Creating a Dataset#

The first step for curating a dataset is providing the dataset as an S3 bucket or uploading the dataset directly as a ZIP file.

Once you’ve provided your dataset, NeMo Curator on DGX Cloud will process the dataset and optimize it for AI applications–this process is often referred to as curation.

Dataset Guidelines#

Videos in your dataset should be formatted as follows:

  • Format: MP4

  • Color Space: RGB

  • Resolution: 1280x720 – The curator will resize videos to this resolution.

  • Frame Rate: 24 FPS – The curator will resample videos to this frame rate.

Adding a Dataset#

Follow these steps to add a dataset to your Cosmos Managed Service account:

  1. Click the Datasets option from the left navbar.

  2. Enter the following information in the Curate New Dataset section:

    • Dataset Name: Enter name for the dataset

    _images/create-dataset-1.png
  3. Under the Data Source section, add your dataset by either linking to an AWS S3 bucket or uploading a ZIP file.

    • Bring Your S3: Follow these steps to link the dataset to an S3 bucket:

      1. Paste the credentials from your AWS credentials file to the field. Optionally, you can click the Show Credentials box to ensure the credentials are valid.

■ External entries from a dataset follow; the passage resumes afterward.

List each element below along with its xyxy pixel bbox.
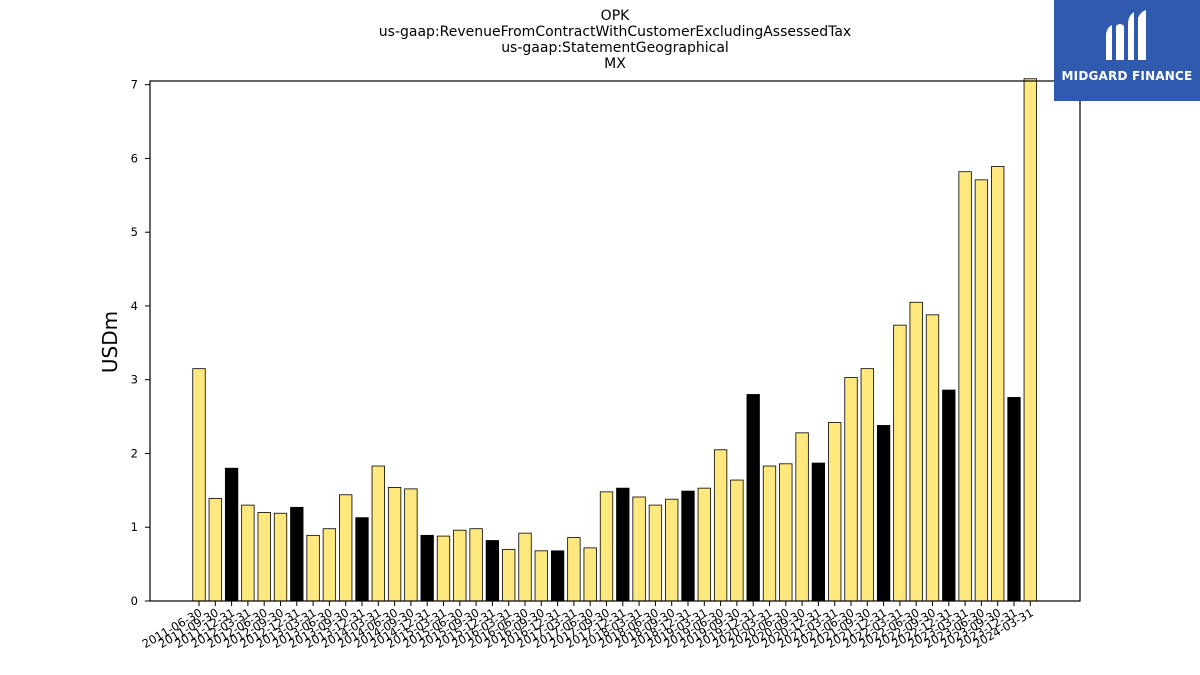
bar-2017-06-30 <box>583 547 597 602</box>
y-tick-label: 5 <box>131 225 138 239</box>
bar-2021-09-30 <box>860 368 874 602</box>
bar-2019-09-30 <box>730 479 744 602</box>
y-tick-label: 3 <box>131 373 138 387</box>
x-axis: 2011-06-302011-09-302011-12-312012-03-31… <box>140 601 1036 651</box>
bar-2022-12-31 <box>942 389 956 602</box>
bar-2023-09-30 <box>991 166 1005 602</box>
bar-2014-12-31 <box>420 534 434 602</box>
bar-2022-06-30 <box>909 301 923 602</box>
bar-2013-03-31 <box>306 534 320 602</box>
title-line-1: OPK <box>601 8 630 24</box>
chart-title: OPK us-gaap:RevenueFromContractWithCusto… <box>379 8 851 72</box>
y-axis-label: USDm <box>98 311 122 373</box>
bar-2016-06-30 <box>518 532 532 602</box>
y-tick-label: 4 <box>131 299 138 313</box>
bar-2015-06-30 <box>453 529 467 602</box>
bar-2023-03-31 <box>958 171 972 602</box>
y-tick-label: 0 <box>131 594 138 608</box>
logo-mark-icon <box>1106 10 1146 60</box>
bar-2018-06-30 <box>648 504 663 602</box>
bar-2023-06-30 <box>974 179 989 602</box>
bar-2015-03-31 <box>436 535 451 602</box>
bar-2011-09-30 <box>208 498 222 602</box>
bar-2024-03-31 <box>1023 78 1037 602</box>
bar-2012-09-30 <box>273 512 288 602</box>
bar-2013-12-31 <box>355 517 369 602</box>
bar-2014-09-30 <box>404 488 418 602</box>
bar-2021-12-31 <box>876 425 891 602</box>
bar-2017-12-31 <box>616 487 630 602</box>
bar-2016-09-30 <box>534 550 548 602</box>
bar-2017-03-31 <box>567 537 581 602</box>
bar-2015-09-30 <box>469 528 483 602</box>
bar-2021-06-30 <box>844 377 858 602</box>
midgard-finance-logo: MIDGARD FINANCE <box>1054 0 1200 101</box>
bar-2020-12-31 <box>811 462 826 602</box>
bar-2022-09-30 <box>925 314 940 602</box>
bars-group <box>192 78 1037 602</box>
bar-2013-09-30 <box>339 494 353 602</box>
title-line-4: MX <box>604 56 626 72</box>
bar-2021-03-31 <box>828 422 842 602</box>
bar-2011-06-30 <box>192 368 206 602</box>
bar-2016-03-31 <box>502 548 516 602</box>
bar-2018-12-31 <box>681 490 695 602</box>
title-line-3: us-gaap:StatementGeographical <box>501 40 729 56</box>
bar-2012-12-31 <box>290 506 304 602</box>
bar-2020-09-30 <box>795 432 809 602</box>
bar-2019-03-31 <box>697 487 711 602</box>
bar-2014-06-30 <box>387 487 402 602</box>
logo-text: MIDGARD FINANCE <box>1061 69 1193 83</box>
bar-2015-12-31 <box>485 540 500 602</box>
y-tick-label: 2 <box>131 446 138 460</box>
bar-2020-06-30 <box>779 463 793 602</box>
bar-2016-12-31 <box>550 550 565 602</box>
bar-2014-03-31 <box>371 465 385 602</box>
bar-2011-12-31 <box>224 467 239 602</box>
bar-2019-12-31 <box>746 394 760 602</box>
bar-2018-09-30 <box>665 498 679 602</box>
y-tick-label: 6 <box>131 151 138 165</box>
bar-2020-03-31 <box>762 465 777 602</box>
bar-2023-12-31 <box>1007 397 1021 602</box>
bar-2018-03-31 <box>632 496 646 602</box>
y-tick-label: 1 <box>131 520 138 534</box>
title-line-2: us-gaap:RevenueFromContractWithCustomerE… <box>379 24 851 40</box>
plot-frame <box>149 80 1081 602</box>
y-tick-label: 7 <box>131 78 138 92</box>
bar-2019-06-30 <box>713 449 728 602</box>
bar-2017-09-30 <box>599 491 614 602</box>
y-axis: 0 1 2 3 4 5 6 7 <box>131 78 150 608</box>
bar-2012-06-30 <box>257 512 271 602</box>
bar-2012-03-31 <box>241 504 255 602</box>
bar-2022-03-31 <box>893 324 907 602</box>
bar-2013-06-30 <box>322 528 337 602</box>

      2. Enter the Input S3 Prefix where the dataset files are stored.

      3. Enter the Output S3 Prefix where processed data will be stored.

        Important

        When using an AWS Access Key, ensure you provide only the minimum S3 permissions required for NeMo Curator on DGX Cloud operations. The curator service should have read-only permissions for the input data bucket and read/write permissions for the output data bucket. The AWS Access Key should not provide read/write permissions to any buckets except those associated with dataset input/output operations.

    • Upload ZIP File

      1. To upload the dataset as a ZIP file, drag and drop the ZIP file to the Click or Drag to Uplaod File box. You can also click the field to use a local file explorer to find your ZIP file.

        Note

        The maximum ZIP file size for upload is 20GB.

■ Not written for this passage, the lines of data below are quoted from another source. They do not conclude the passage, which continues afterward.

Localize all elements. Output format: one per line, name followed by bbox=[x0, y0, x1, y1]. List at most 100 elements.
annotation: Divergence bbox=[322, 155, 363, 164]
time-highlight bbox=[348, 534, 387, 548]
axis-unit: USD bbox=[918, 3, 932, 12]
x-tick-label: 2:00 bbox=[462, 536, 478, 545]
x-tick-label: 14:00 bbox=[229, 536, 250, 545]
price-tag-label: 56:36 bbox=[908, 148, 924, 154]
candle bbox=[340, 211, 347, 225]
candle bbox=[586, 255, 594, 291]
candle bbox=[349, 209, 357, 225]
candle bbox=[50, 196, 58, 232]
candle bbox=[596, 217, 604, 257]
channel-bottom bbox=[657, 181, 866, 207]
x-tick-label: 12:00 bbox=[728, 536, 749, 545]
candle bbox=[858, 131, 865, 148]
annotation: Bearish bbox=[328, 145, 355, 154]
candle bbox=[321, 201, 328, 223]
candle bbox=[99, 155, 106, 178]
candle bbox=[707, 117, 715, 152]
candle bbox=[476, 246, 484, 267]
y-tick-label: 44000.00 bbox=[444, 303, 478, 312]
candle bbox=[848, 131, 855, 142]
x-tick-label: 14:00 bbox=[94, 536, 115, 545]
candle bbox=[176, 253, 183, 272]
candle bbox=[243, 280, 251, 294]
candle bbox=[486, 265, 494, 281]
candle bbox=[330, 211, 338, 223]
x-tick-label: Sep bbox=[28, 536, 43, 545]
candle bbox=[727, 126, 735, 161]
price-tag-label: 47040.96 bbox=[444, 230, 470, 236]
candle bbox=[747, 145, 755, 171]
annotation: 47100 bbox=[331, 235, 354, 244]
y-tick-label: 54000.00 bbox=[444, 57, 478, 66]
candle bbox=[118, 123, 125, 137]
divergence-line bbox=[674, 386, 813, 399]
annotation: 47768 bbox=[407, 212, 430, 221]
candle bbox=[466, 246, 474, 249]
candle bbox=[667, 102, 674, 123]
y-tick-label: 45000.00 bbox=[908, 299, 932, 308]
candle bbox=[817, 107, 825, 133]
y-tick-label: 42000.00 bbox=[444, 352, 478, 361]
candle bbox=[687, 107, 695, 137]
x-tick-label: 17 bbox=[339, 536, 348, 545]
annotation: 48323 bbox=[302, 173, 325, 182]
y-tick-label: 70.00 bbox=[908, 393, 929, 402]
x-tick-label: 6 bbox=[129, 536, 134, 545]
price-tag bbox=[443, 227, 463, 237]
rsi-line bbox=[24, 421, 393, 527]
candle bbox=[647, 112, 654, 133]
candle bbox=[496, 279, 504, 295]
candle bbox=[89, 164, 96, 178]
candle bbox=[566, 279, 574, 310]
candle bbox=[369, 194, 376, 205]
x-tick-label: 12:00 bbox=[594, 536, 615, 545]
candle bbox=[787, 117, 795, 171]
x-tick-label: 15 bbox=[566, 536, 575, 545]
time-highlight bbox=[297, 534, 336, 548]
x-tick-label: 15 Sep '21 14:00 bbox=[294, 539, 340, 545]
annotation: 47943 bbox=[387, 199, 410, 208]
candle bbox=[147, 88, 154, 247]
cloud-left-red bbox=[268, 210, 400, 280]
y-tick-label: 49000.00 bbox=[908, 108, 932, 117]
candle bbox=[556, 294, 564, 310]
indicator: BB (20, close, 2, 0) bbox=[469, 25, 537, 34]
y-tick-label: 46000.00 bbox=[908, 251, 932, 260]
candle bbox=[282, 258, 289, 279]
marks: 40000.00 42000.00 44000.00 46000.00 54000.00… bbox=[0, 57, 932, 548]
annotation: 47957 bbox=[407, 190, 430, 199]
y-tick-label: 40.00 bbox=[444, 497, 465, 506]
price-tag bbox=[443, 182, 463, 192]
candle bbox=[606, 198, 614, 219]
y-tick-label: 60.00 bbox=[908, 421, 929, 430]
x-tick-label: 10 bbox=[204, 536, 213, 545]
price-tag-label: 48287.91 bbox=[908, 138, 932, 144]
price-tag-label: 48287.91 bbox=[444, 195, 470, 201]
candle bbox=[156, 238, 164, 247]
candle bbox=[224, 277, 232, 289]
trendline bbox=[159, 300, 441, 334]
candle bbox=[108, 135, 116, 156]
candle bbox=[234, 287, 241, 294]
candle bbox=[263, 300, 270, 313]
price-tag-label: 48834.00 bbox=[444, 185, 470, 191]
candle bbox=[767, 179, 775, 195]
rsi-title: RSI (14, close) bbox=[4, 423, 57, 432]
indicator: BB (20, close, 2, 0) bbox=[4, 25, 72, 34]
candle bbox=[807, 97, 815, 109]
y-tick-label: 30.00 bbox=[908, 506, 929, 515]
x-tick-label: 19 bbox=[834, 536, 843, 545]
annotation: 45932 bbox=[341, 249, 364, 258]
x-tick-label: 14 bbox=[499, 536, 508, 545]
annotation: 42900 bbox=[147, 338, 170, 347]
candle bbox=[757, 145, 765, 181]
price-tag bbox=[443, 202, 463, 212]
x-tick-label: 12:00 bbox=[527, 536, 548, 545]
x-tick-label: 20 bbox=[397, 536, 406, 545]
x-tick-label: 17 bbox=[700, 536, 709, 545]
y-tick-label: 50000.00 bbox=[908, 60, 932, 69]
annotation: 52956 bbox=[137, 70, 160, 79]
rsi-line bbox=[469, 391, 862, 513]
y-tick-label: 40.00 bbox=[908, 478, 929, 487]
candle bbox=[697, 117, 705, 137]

  4. Under the Pipeline Definition section, specify the following:

    • Video Type: Select an option for dataset curation from the dropdown list. The option you choose will determine the JSON curation parameters in the text editor–you can then modify the parameters as desired to further match curation to your use case.

      • Default: A general text prompt is used, and the curator service generates captions for each video using the prompt. The transnetv2 algorithm is used to determine how to segment videos with cuts/transitions.

      • Autonomous Vehicle: A text prompt specific to recordings from an autonomous vehicle camera is provided. The curator service will generate captions for each video using the prompt. A fixed-stride splitting algorithm is used to segment videos into segments with uniform length.

      • Fixed Camera: A text prompt specific to recordings from a fixed camera (e.g. a surveillance camera) is provided. The curator will generate captions for each video using the prompt. A fixed-stride splitting algorithm is used to segment videos into segments with uniform length.

    Refer to the Curation Parameters page for a description of all available curation pipeline parameters.

  5. Click the Start Curation button to begin processing the dataset.

Managing Datasets#

Once you’ve added a dataset, you can view it in the table at the bottom of the Datasets page.

_images/create-dataset-3.png

Click the My Datasets tab to view datasets creating by your user account, or click the All Datasets tab to view datasets created by all users in your organization.

  • Name: The name of the dataset

  • Type: The storage modality of the dataset–either “S3” or “ZipFile”

  • User Name: The name of the user who created the dataset

  • ID: A unique identifier for the dataset

  • Date Added: The date the dataset was created

  • Status: The processing status of the dataset. Once the status reads as “PROCESSSED”, you can continue with other actions like viewing the generated captions.

  • Actions: Click the modal to perform actions with the dataset.

    • Show Captions: View the captions generated for each video, along with a video preview.

    • Download Original Dataset: Download the dataset in its original form–without augmentation from the curator service.

    • Download Clips and Captions: Download the curated dataset, which contains segmented videos and generated captions. Refer to the Curated Dataset Structure page for more details.

    • Delete Dataset: Delete the dataset from your Cosmos Managed Service account.